Some moms give birth and have been looking forward to breastfeeding since they knew they were pregnant. They are super excited to breastfeed. Except, breastfeeding doesn’t turn out how they expect. It doesn’t make them feel all the glorious, warm-fuzzy feelings they read they would have breastfeeding.
While not everyone has a good breastfeeding experience, for some, it is due to the pain they experience while nursing. However, that is not what this post is about. This post is about the emotions that a mom experiences while she breastfeeds her little one. Because, really, breastfeeding should be a pleasurable experience which bonds a mom to her baby. But if it isn’t pleasurable, there may be much more to it than you realize.
Do you look forward to nursing your baby? Do you enjoy every minute, basking in her eyes and kissing those tiny little hands? If not, you may have Dysphoric-Milk Ejection Reflex (D-MER).
Dysphoric-Milk Ejection Reflex (D-MER) is a rush of negative emotions (dysphoria) that occurs just before milk release and continues for a few minutes. Sometimes this continues throughout the feeding or for most of the feeding.
D-MER is characterized by anxiety, sadness, depressed mood, irritability, or feeling restless when the milk is released. Moms may find that they feel they “don’t like breastfeeding” but they don’t really know why. They may dread nursing or feel like they may have post-partum depression when in fact they are experiencing D-MER. It may even feel like the “baby blues”.
Our current understanding of D-MER is that it is caused by an inappropriate release of dopamine during the milk ejection reflex. This is 100% the hormones of mom and not mom’s fault. D-MER is not a psychological response to breastfeeding, it is a physiological (or her body’s) response to let down. Mom cannot control her feelings that she experiences as a result of D-MER.
What Can You Do?
So what can you do? First thing is that some moms find that once they know it is biological rather than emotional, some are able to push through. As it goes, sometimes “knowing is half the battle”.
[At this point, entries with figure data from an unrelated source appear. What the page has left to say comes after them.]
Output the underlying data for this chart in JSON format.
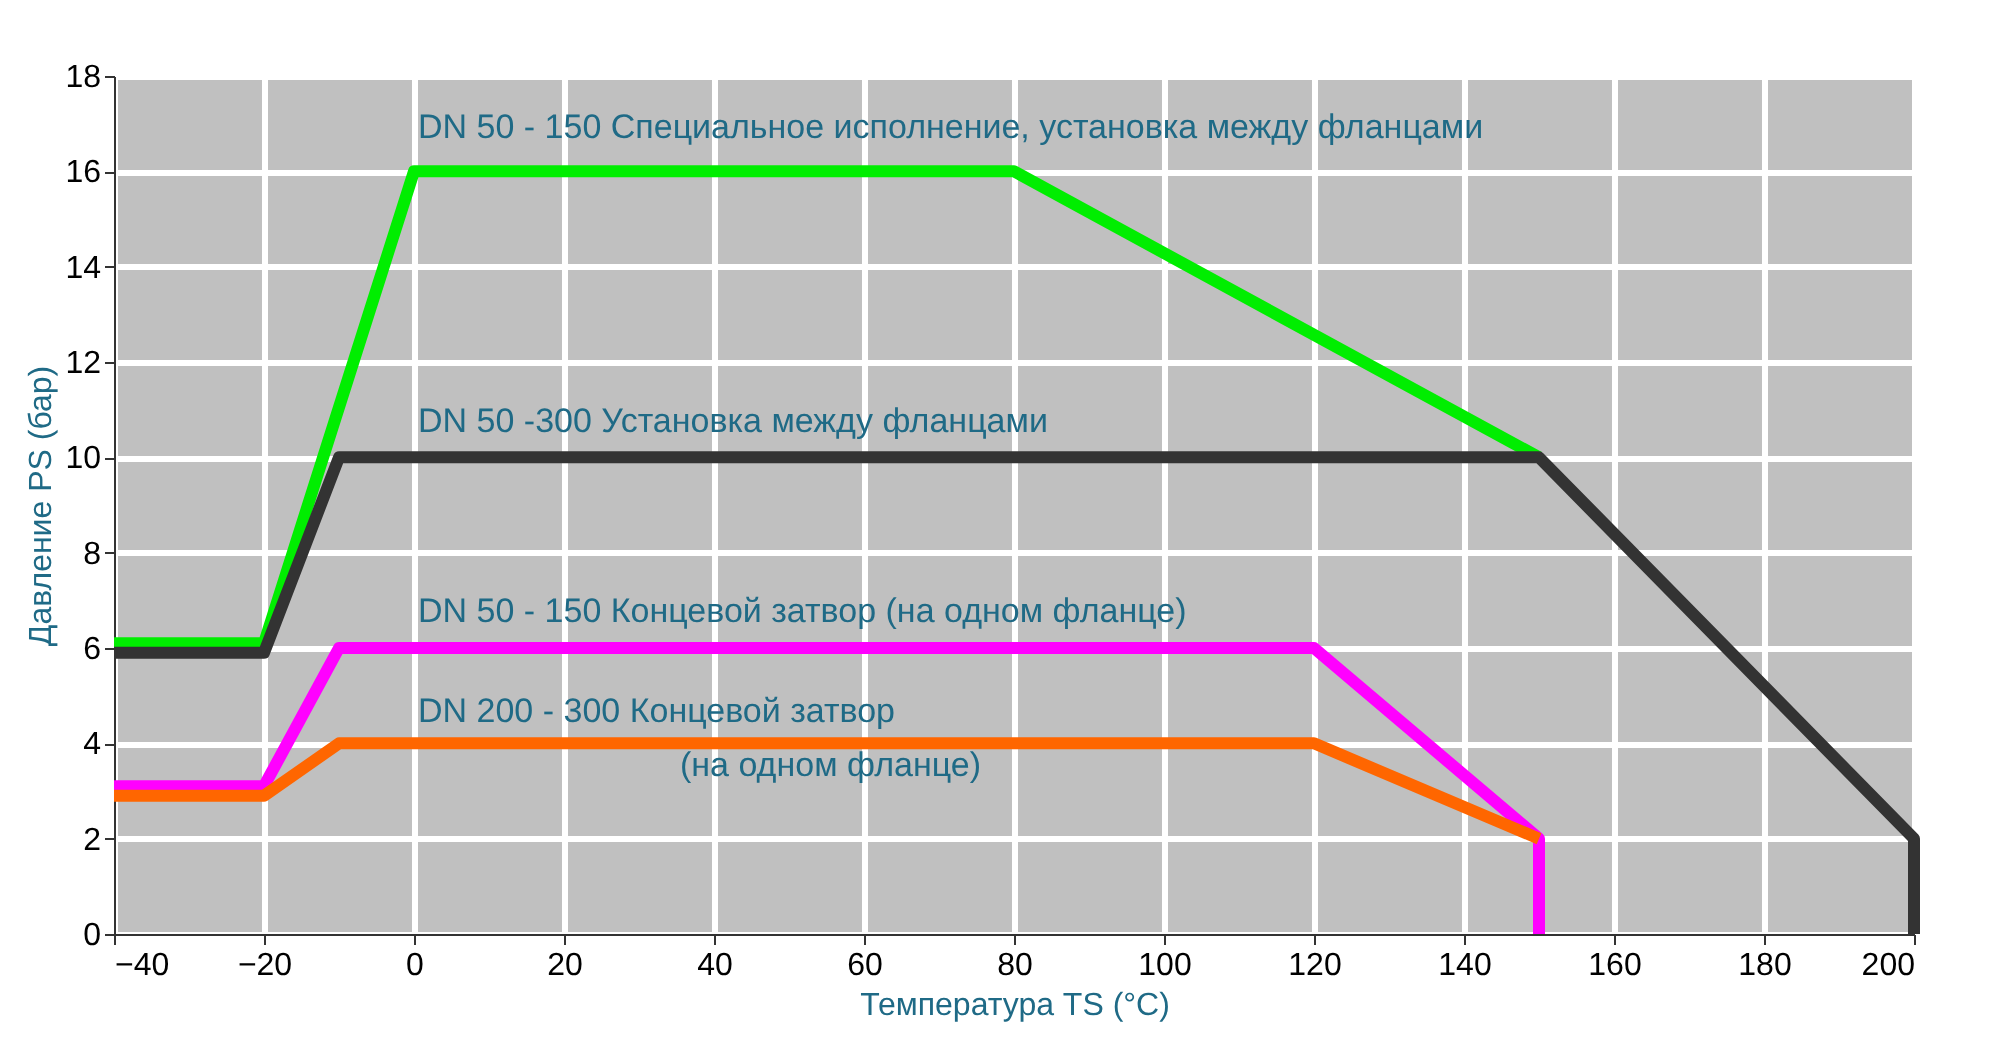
{
  "chart_data": {
    "type": "line",
    "xlabel": "Температура TS (°C)",
    "ylabel": "Давление PS (бар)",
    "xlim": [
      -40,
      200
    ],
    "xticks": [
      -40,
      -20,
      0,
      20,
      40,
      60,
      80,
      100,
      120,
      140,
      160,
      180,
      200
    ],
    "ylim": [
      0,
      18
    ],
    "yticks": [
      0,
      2,
      4,
      6,
      8,
      10,
      12,
      14,
      16,
      18
    ],
    "grid": true,
    "series": [
      {
        "color": "#00ee00",
        "x": [
          -40,
          -20,
          0,
          80,
          150
        ],
        "values": [
          6.1,
          6.1,
          16,
          16,
          10
        ]
      },
      {
        "color": "#333333",
        "x": [
          -40,
          -20,
          -10,
          150,
          200,
          200
        ],
        "values": [
          5.9,
          5.9,
          10,
          10,
          2,
          0
        ]
      },
      {
        "color": "#ff00ff",
        "x": [
          -40,
          -20,
          -10,
          120,
          150,
          150
        ],
        "values": [
          3.1,
          3.1,
          6,
          6,
          2,
          0
        ]
      },
      {
        "color": "#ff6600",
        "x": [
          -40,
          -20,
          -10,
          120,
          150
        ],
        "values": [
          2.9,
          2.9,
          4,
          4,
          2
        ]
      }
    ],
    "annotations": [
      "DN 50 - 150 Специальное исполнение, установка между фланцами",
      "DN 50 -300 Установка между фланцами",
      "DN 50 - 150 Концевой затвор (на одном фланце)",
      "DN 200 - 300 Концевой затвор",
      "(на одном фланце)"
    ]
  }
}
Second, it often helps to track what may help and what aggravates symptoms. For example, increase in stress, lack of sleep, dehydration, increase in caffeine can have an exacerbating effect for some moms. Try relaxation or relaxing techniques, getting more exercise, increase hydration, catch more naps, reduce caffeine intake may reduce the anxiety and depression you feel nursing. Tracking your symptoms, and whether or not changes in these (or anything else you think is causing it) have an effect, can be helpful to identify triggers.
Third, if none of these work for you, prescription treatment may help. The connection between dopamine and D-MER has been said to be improved by medications which support dopamine. Talk to your doctor about possible medications to treat the symptoms while you are breastfeeding.
This post is dedicated to Emily, who breastfed her girls for 3 and 1 month with D-MER! It is because of Emily that we learned about D-MER.